Quella che nel dibattito è sembrata una battuta ad effetto – “siamo il prodotto degli ultimi vent’anni” – è falsa e non ha senso: tutti siamo figli del 1861, non scordiamolo mai, perché se l’Italia è giunta a questo punto è perché la natura conservatrice dei grandi apparati non è stata mai scalfita.
Trent’anni dopo l’Unificazione, esattamente 100 anni prima di Tangentopoli (1892), iniziò il primo grande “sacco” di risorse pubbliche: lo scandalo della Banca Romana, che vide coinvolti senatori del Regno e capataz a tutti i livelli, da un’inchiesta – che oggi diremmo “parallela” – scaturì l’affaire della Terni, che produceva acciaio più scadente di quello Krupp al doppio del prezzo. Chi guadagnava?
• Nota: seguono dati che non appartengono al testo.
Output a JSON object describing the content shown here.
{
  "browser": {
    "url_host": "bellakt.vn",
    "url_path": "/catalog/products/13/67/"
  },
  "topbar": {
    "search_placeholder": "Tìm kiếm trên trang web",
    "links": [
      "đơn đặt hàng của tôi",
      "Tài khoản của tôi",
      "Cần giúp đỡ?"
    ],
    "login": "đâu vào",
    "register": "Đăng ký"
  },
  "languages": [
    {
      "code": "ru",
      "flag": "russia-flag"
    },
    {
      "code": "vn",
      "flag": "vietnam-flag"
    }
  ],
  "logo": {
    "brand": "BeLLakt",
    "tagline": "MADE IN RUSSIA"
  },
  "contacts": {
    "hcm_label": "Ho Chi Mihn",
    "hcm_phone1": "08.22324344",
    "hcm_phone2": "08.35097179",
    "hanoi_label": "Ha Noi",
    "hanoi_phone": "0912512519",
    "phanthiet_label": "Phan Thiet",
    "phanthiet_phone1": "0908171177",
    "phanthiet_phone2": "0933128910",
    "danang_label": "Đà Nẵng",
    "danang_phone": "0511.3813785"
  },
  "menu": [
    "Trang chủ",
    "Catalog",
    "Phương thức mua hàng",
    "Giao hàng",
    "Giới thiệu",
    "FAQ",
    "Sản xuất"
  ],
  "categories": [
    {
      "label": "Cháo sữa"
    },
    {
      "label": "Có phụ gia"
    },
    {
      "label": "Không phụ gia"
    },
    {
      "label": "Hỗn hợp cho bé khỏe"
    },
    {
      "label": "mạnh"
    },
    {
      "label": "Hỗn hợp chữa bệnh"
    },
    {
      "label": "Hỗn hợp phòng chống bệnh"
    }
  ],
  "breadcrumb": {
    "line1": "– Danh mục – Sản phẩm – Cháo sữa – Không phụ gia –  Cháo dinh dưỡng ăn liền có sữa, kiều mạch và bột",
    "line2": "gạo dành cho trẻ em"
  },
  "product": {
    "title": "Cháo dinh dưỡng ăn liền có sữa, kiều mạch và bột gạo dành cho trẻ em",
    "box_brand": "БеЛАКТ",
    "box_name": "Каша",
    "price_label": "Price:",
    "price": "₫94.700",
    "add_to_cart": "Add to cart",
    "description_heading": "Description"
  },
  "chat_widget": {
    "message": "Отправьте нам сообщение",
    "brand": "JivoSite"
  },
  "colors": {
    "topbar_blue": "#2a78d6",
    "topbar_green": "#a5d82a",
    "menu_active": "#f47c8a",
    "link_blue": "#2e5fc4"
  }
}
I soliti noti dell’epoca.
La crisi conseguente fu regolata con le cannonate di Bava Beccarsi e, di rimando, vi fu il regicidio di Umberto I. Poi, tutto precipitò nel gran massacro della guerra, che – benché “vittoriosa” – lasciò l’Italia sul lastrico. E arrivò il Fascismo, con tutto quello che si portò appresso. Nonostante l’insipienza di una Lombardi qualunque: non si affrontano mai problemi complessi con due righe, lo rammenti. Questa è una breve sintesi, ma non contiene nessun commentario.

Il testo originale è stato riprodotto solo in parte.